Fandor, en quittant le bandit, crut un instant qu’il ne serait pas maître de ses sentiments, qu’il ne triompherait pas de sa colère. Ses mains eurent un tremblement. Il se précipita comme un fou, comme un furieux sur Fantômas, mais l’imperceptible mouvement que fit le bandit, s’avançant un peu vers la chambre de sa mère, l’immobilisa encore.
— Allons ! jugea Fandor, je suis le plus faible… Il a raison, il faut céder, c’est mon devoir, mon devoir de fils.
Et, lentement, Jérôme Fandor baissa la tête.
— Soit, disait-il simplement, j’accepte vos conditions. Nous recommencerons la lutte dans quelques instants.

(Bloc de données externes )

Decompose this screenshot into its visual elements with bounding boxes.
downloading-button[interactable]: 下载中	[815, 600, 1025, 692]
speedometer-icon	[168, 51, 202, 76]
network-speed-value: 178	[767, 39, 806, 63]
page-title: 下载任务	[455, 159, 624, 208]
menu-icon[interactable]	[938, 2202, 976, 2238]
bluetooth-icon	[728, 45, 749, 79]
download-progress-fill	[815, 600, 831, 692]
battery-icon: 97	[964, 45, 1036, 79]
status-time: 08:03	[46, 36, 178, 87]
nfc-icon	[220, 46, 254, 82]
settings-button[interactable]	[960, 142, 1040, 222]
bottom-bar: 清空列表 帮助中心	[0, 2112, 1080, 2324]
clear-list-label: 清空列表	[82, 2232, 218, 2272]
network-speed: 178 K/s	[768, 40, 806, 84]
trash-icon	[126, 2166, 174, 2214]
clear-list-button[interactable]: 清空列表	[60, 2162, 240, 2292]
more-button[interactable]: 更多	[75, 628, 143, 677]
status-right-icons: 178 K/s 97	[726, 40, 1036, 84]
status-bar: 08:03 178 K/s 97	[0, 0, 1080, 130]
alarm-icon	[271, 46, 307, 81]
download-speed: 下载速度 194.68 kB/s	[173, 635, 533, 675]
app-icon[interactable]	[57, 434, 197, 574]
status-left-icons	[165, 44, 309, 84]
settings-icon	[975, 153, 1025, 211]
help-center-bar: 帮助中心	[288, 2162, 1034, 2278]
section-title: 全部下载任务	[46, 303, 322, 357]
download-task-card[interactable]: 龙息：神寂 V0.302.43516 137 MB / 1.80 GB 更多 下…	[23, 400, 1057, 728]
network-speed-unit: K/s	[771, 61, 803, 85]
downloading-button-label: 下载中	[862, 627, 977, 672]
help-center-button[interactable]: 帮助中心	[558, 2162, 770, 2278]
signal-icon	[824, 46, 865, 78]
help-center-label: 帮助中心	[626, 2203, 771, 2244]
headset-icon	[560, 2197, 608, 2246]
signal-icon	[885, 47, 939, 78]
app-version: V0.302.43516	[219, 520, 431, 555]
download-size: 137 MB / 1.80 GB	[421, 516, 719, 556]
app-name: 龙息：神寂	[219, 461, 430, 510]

— Entendu ! fit Fantômas en ricanant.
Jérôme Fandor alors se recula, marchant en arrière, car il ne voulait point perdre de vue Fantômas qui était fort bien capable de prendre son revolver et de tirer sur lui. Il s’approcha du petit escalier conduisant au premier étage de la maison. Lentement, il en gravit les degrés ; il atteignit le palier, il longea le couloir, il entra dans la chambre…
Or, au moment où Jérôme Fandor entendait le grincement de la porte qu’il ouvrait, il percevait aussi un bruit de pas précipités.